Saturday Sept 18 - High Carb Day
Weight: 145.2
Meal #1 - Steel cut oats w/ cottage cheese, blueberries, stevia
Meal #2 - SF Baked beans w/ LC BBQ sauce & chicken
Meal #3 - Chicken breast, Black Japonica rice w/ tamari sauce, cucumber slices
Workout: Shoulders & Lats
Standing Dumbbell Shoulder Press - 12x4/16.75x4/20x4x5
Pulldowns - 40x4/65x4/70x4x5
2 circuits
PWO Shake - Protein powder, soy milk, pumpkin, SF caramel syrup
Meal #5 - Chicken salad w/ lettuce, cucumber, fish oil & balsamic dressing
Meal #6 - Cottage cheese, peanut butter & stevia
Calories - 1609; Protein 149g (38%); Carbs 148g (38%); Fat 43g (25%)
______________________________
Did I mention how much I hate this program?
Yesterday's WO was tough psychologically.

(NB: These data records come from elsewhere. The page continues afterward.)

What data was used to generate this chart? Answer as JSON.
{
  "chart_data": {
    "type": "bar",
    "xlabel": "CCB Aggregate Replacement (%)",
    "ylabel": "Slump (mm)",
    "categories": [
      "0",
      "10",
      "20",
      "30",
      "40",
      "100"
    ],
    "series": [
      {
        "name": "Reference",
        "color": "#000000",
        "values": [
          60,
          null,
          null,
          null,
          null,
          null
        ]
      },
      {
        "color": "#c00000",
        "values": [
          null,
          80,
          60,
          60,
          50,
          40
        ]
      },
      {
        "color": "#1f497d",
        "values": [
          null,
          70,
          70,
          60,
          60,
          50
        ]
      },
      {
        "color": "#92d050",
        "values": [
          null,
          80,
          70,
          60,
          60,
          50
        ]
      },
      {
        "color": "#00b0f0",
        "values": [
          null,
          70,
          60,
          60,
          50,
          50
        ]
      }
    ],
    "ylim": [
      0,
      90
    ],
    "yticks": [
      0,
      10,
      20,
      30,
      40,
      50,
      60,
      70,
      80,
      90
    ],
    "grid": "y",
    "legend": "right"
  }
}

I felt a bit weak and then I felt nauseous again after my circuits. It must be the circuits that do it to me.
BUT, I think it might be working! I'm probably a bit premature, but in 1 week, I've lost 1/2 lb which included a huge cheat meal, which should take me 2 weeks to recover from. I'll know better in the next week.
I did my measurements yesterday, but there haven't been any changes so far. Stupid mybodycomp.com sure demoralizes people. Since my weight gain, it stated that I'd reduced muscle mass from 94 lbs to 61 lbs and increased body fat from 25% to 67%! Huh???? I don't think so! What's wrong with that site!!!!! I knew my body fat was always overestimated (even at 25%), but 67% is ridiculous.